CLR cover

Problem 4: Oldenburger-Kolakoski Sequence

\( \def\K{\mathbf{K}} \def\blocks{\mathit{blocks}} \def\sa#1{\tt{#1}} \)

The Oldenburger-Kolakoski sequence is an autodescriptive and self-generating infinite sequence of symbols $\{\sa{1},\sa{2}\}$. More technically, it is its own run-length encoding. The sequence, denoted here by $\K$, is one of the strangest sequences. Despite the simplicity of its generation it appears to have a random behaviour.

By a block of letters in a word we mean a run of letters, that is, a maximal factor consisting of occurrences of the same letter. The operation $\blocks(S)$ replaces each block of a word $S$ by its length. For example, $$\blocks(\sa{2}\,\sa{1}\,\sa{1}\,\sa{1}\,\sa{2}\,\sa{2}\,\sa{1}\,\sa{2}\,\sa{2}\,\sa{2}) =\sa{1}\,\sa{3}\,\sa{2}\,\sa{1}\,\sa{3}.$$

The sequence $\K$ is the unique infinite sequence over the alphabet $\{\sa{1},\sa{2}\}$ that starts with $\sa{2}$ and satisfies $\blocks(\K)=\K$.

Remark. Usually the sequence is defined to start with $\sa{1}$, but it is more convenient here that it starts with $\sa{2}$. In fact, these are the same sequences after removing the first occurrence of $\sa{1}$.

Show that we can generate online the first $n$ symbols of the sequence $\K$ in $O(n)$ time and $O(\log n)$ space.
Produce $\K$ by iterating $h=\blocks^{-1}$ from $\sa{2}$.

The very small space used for the generation of $\K$ is the most interesting element of the question.

References

  • S. Brlek, D. Jamet, and G. Paquin. Smooth words on 2-letter alphabets having same parity. Theor. Comput.
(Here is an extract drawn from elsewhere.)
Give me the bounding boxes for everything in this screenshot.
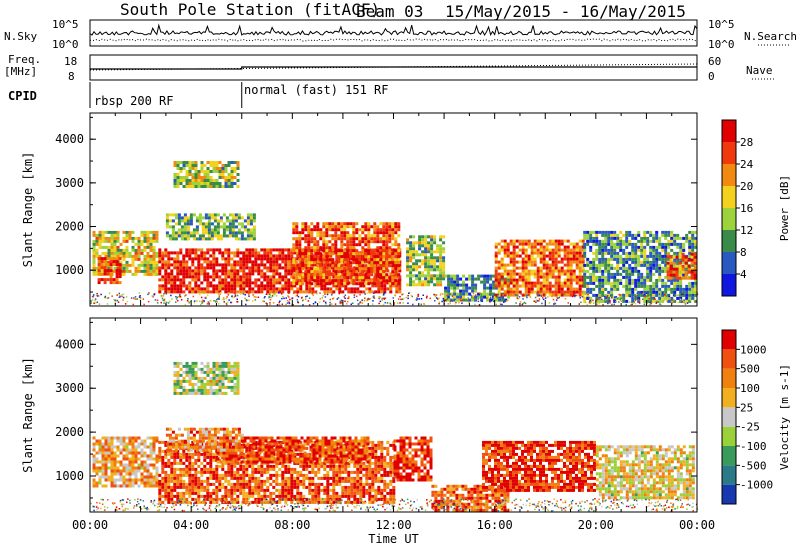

Sci., 393(1-3):166-181, 2008.
  • W. Kolakoski. Problem 5304. American Mathematical Monthly, 72(674), 1965.
  • J. Nilsson. Letter frequencies in the Kolakoski sequence. Acta Physica Polonica A, 126(2):549-552, 2014.
  • R. Oldenburger. Exponent trajectories in symbolic dynamics. Transactions of the American Mathematical Society, 46:453-466, 1939.